Shortly after the outbreak of the American Revolution, the American army was in need of experienced and professional officers.
American ambassador to France, Silas Deane, was a crafty American negotiator known to freely hand out commissions in the American army to those whose influence he deemed important.
With the promise of being made major generals upon landing in America, the party landed at Charleston, South Carolina and traveled north to Philadelphia.
06/12/2026
June 12, 1775, the Battle of Machias is the first naval battle of the American Revolution. Citizens of Machias, Maine (then part of Massachusetts) captured the armed British schooner HMS Margaretta when it threatened their town.
The Battle of Machias, also known as the Battle of the Margaretta, took place around the port of Machias, Maine between the citizens of Machiasport and the British warship, the HMS Margaretta.

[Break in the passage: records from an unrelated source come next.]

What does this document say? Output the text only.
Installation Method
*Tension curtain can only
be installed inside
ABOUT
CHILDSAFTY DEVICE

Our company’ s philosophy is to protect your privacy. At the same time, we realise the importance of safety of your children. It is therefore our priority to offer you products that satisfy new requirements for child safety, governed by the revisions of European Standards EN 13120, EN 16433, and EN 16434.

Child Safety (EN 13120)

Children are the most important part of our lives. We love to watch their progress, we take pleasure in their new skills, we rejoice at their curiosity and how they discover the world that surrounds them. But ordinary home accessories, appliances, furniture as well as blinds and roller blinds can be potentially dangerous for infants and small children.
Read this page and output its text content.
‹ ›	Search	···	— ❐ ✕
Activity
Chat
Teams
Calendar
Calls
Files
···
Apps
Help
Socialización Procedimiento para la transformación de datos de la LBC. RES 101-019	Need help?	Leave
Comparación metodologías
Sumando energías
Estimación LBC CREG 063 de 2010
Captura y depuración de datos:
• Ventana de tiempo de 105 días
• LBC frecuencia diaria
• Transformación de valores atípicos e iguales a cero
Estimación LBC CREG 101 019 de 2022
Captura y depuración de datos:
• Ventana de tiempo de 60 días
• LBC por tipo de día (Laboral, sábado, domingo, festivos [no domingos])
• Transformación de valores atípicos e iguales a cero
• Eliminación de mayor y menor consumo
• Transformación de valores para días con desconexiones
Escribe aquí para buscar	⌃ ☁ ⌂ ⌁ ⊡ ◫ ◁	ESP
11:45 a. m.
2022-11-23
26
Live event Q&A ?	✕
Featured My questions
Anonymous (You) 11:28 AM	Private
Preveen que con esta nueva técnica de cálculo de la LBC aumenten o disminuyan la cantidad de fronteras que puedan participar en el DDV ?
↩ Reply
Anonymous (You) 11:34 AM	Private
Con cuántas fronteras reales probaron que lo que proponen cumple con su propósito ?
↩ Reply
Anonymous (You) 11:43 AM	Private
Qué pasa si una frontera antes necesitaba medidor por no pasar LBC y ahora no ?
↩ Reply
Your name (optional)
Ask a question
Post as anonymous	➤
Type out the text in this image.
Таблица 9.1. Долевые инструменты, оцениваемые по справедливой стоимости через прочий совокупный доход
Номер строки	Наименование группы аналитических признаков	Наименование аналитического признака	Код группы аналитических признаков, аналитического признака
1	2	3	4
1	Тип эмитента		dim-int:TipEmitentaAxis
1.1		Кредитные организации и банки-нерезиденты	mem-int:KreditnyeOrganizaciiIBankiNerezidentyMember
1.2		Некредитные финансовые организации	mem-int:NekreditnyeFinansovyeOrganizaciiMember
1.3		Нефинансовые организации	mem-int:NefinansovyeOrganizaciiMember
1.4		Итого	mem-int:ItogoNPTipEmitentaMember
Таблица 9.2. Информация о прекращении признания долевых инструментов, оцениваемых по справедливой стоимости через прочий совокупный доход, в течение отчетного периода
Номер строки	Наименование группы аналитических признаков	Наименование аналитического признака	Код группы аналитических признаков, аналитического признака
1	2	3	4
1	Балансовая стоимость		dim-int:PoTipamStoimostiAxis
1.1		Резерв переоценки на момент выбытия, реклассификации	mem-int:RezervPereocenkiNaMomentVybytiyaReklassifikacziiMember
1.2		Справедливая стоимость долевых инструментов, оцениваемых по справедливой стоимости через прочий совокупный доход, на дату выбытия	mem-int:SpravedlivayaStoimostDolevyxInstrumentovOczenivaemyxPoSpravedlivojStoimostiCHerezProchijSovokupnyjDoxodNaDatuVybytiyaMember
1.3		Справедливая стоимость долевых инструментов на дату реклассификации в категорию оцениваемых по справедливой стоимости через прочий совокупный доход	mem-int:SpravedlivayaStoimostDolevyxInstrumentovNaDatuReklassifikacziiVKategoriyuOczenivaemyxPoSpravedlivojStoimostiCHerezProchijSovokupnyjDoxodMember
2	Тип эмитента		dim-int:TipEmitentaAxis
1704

The Americans won the battle, killing Lieutenant Moore, the Margaretta's commander, and seizing the ship. The battle was an early sign that the American rebellion could succeed.
06/12/2026
June 12, 1776
Virginia’s Constitutional Convention adopts the final version of the Declaration of Rights, consisting of sixteen sections.
Fairfax County delegate George Mason led the effort and drafted a document that outlined the rights. Other delegates suggested additional individual rights and the draft was debated for several weeks.
Thomas Jefferson drew on it when writing the Declaration of Independence and James Madison expanded on Mason’s ideas of guaranteed rights when he wrote the amendments to the United States Constitution that became known as the Bill of Rights.
06/11/2026
June 11, 1741
Dr. Joseph Warren is born in Roxbury, Massachusetts.
A powerful and eloquent leader in the early Liberty movement of Boston. Had he not been killed at Breed's Hill his name would surely be remembered on par with Adams, Franklin and Washington.
Dr. Warren died at age 34, and in his short life he had already proven himself to be an indispensable political and military leader in Massachusetts.
Warren was buried at a family plot in Forest Hills Cemetery near Boston.